To be clear, I don't intend to buy anything at this stage - We have already had one match break down so I'm well aware that this isn't a done deal (for want of a better phrase) just now. We just want to start to think about the sort of things we might need as it's useful for us to have an idea of what we can get from family (like cots, high chairs etc) and what we might need to buy. As I said in my original post, I'll be browsing online and window shopping, nit purchasing anything yet.

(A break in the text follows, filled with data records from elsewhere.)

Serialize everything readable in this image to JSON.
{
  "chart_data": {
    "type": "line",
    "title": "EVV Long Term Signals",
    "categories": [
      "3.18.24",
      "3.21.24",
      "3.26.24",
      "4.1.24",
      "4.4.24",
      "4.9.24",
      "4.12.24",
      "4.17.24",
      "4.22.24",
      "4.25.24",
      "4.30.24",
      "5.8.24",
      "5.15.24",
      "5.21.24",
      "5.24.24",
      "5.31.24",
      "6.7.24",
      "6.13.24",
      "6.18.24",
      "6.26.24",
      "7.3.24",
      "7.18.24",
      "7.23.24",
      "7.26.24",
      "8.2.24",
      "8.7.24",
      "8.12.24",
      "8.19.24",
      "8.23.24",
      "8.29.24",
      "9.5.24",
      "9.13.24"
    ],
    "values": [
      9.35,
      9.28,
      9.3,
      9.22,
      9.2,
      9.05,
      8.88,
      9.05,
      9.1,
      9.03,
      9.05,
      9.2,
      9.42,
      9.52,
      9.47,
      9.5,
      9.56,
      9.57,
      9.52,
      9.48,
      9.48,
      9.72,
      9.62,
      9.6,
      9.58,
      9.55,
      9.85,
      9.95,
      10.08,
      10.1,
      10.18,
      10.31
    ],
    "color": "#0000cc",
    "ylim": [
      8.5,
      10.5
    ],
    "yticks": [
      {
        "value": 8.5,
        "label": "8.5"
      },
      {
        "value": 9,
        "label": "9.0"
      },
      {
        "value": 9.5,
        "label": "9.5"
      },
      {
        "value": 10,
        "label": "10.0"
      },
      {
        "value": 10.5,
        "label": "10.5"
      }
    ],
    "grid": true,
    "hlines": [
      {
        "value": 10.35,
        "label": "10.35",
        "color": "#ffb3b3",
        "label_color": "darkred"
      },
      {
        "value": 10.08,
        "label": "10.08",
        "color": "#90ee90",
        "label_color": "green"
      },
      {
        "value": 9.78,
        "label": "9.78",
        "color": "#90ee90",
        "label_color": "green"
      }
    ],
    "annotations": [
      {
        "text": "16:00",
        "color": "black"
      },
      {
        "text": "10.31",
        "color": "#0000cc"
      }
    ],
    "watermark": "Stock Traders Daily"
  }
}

KristinaM you raise some valid points and most of which we are acutely aware of (although I'm sure reality will be different from anything I ever imagine!) I'm the type of person who reads and researches EVERYTHING which is one of the reasons I happened across this forum and attachment is something we are taking very seriously - I really hope my original post didn't come across otherwise. But alongside the reading and researching, I think we need to balance it, as GirlsWhoWearGlasses implied, by thinking of some of the other stuff (fun stuff, if you will)

OP posts:
PicaK · 25/10/2014 19:22

You could always buy stuff for when the child is a year older. That way it would be like a time capsule thing. You can stroke and sniff the stuff now, imagine and wonder, then firmly put away - get on with the business of being a parent and get it out in a year and the memories of how you felt now will flood back.

ck72 · 25/10/2014 19:40

Ooh! That's a great thought PicaK maybe one I'll look into after panel. For now I'm just compiling lists.

We've been visiting friends and family a lot in the past few weeks and also been out for meals etc, but I think Italiangreyhound has made a point that particularly applies to me - I definitely need to declutter - The nursery wardrobes (built in, so that's one thing we don't have to buy) currently host my handbags and OH's "toys". We definitely need to do something about that!

OP posts:
Velvet1973 · 25/10/2014 19:50

We're kind of in this situation as we were fostering to adopt and were told lo would be with us within a few weeks so we bought car seat, cot, buggy, decorated nursery. Didn't buy clothes or toys though as didn't know what current FC would be sending. This has all fallen through for legal reasons now and we are devastated. However I don't care one iota about being surrounded by the "stuff" , if anything it's helping me try to pick myself up and keep going for the lo that is meant to be ours. I certainly didn't choose a buggy for this particular child, I bought the buggy that fitted my requirements.
Everyone is different and some like Kristina couldn't have that situation but others like me find it a comfort. I also found it a huge distraction during the wait to be able to enjoy my "nesting". Children now will come with a lot of clothes and toys usually but not the bigger things like buggy, car seat etc because fc's used to have an allowance per child to provide these but most authorities have now steered away from this. Rightly so in my book as adopters want to choose things for their lifestyle, situation and child so often things like that the fc's were sending were not used so a waste of money. In my mind it's the toys and clothes that are the important things for them to keep as that's what helps things feel familiar.

Maiyakat · 25/10/2014 19:55

I didn't buy anything until the link was confirmed, but like you couldn't leave everything until after matching panel as I had 8 days and was working 5 of those! So I bought things and left them in the boxes, so if matching panel did say no I could return them. DD came with toys and clothes, very few books, no equipment.

ck72 · 25/10/2014 20:13

Velvet1973 sorry to hear your link fell through. Having been there myself (although a bit different than fostering to adopt, in that we weren't a few weeks away), I can empathise with how devastating it is.

Like you we won't get anything too child specific, we are hoping to adopt a second child in time so would be gender neutral practical things, that we would be looking at. I also have close family with young children who want to know what they should put aside for us in terms of equipment. If this link fell through, I think we would still be linked with a similarish child so should still be useful...

OP posts:
Barbadosgirl · 25/10/2014 20:36

We waited until matching panel (other than the cot as a bargain came up on pre-loved!) but then we had three weeks between mp and intros.